- Born: 12 March 1977 (age 48) Bourg-la-Reine, France
- Occupation: Engineer
- Employer: Audi Revolut F1 Team
- Known for: Formula One engineer
- Title: Chief designer

= Eric Gandelin =

French engineer

Eric Gandelin (born 12 March 1977) is a French Formula One engineer. He is currently the chief designer, chassis of the Audi F1 Team.

==Career==
Gandelin began his motorsport career in 1999 as a Composite Design Engineer at Prost Grand Prix, working on composite structures and chassis components.
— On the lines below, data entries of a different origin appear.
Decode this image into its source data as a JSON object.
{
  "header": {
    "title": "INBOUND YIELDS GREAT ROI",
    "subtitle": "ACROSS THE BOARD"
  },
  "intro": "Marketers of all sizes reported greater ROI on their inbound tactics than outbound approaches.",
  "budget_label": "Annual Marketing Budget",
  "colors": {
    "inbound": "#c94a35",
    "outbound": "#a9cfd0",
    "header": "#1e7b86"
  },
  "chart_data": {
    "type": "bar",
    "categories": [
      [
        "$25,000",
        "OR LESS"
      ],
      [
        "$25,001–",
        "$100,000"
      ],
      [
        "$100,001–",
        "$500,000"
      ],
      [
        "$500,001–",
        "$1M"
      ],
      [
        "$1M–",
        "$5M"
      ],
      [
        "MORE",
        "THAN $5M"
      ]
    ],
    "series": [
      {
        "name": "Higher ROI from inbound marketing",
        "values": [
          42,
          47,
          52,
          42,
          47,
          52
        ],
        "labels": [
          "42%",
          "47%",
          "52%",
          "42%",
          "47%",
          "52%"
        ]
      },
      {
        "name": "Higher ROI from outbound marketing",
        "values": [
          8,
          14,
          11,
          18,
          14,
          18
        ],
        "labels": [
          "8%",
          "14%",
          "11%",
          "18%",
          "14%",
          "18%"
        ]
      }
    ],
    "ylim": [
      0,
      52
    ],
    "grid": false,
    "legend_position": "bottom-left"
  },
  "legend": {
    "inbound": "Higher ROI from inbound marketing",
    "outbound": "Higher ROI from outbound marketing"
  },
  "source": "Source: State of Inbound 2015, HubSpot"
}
In 2002, he joined Sauber F1 Team as a Composite Design Engineer, where he continued working on carbon-fibre structures and structural design for the team’s Formula One cars.

In 2008, Gandelin was appointed Head of Concept Design at BMW Sauber, leading early-stage vehicle architecture including overall car layout, crash structures, packaging of major components and the foundational design direction for new Formula One projects. He was promoted to Chief Designer in 2013, overseeing the complete chassis design process and technical integration of Sauber’s Formula One cars.

From July 2017 to July 2021, Gandelin served as Head of Future Car Projects at Sauber, focusing on long-term vehicle concepts, regulation-driven design studies and development programmes aligned with upcoming Formula One technical regulations. Following this period, he returned to the role of Chief Designer, continuing to lead chassis design activities as the Hinwil team evolved to become the Audi Factory Team.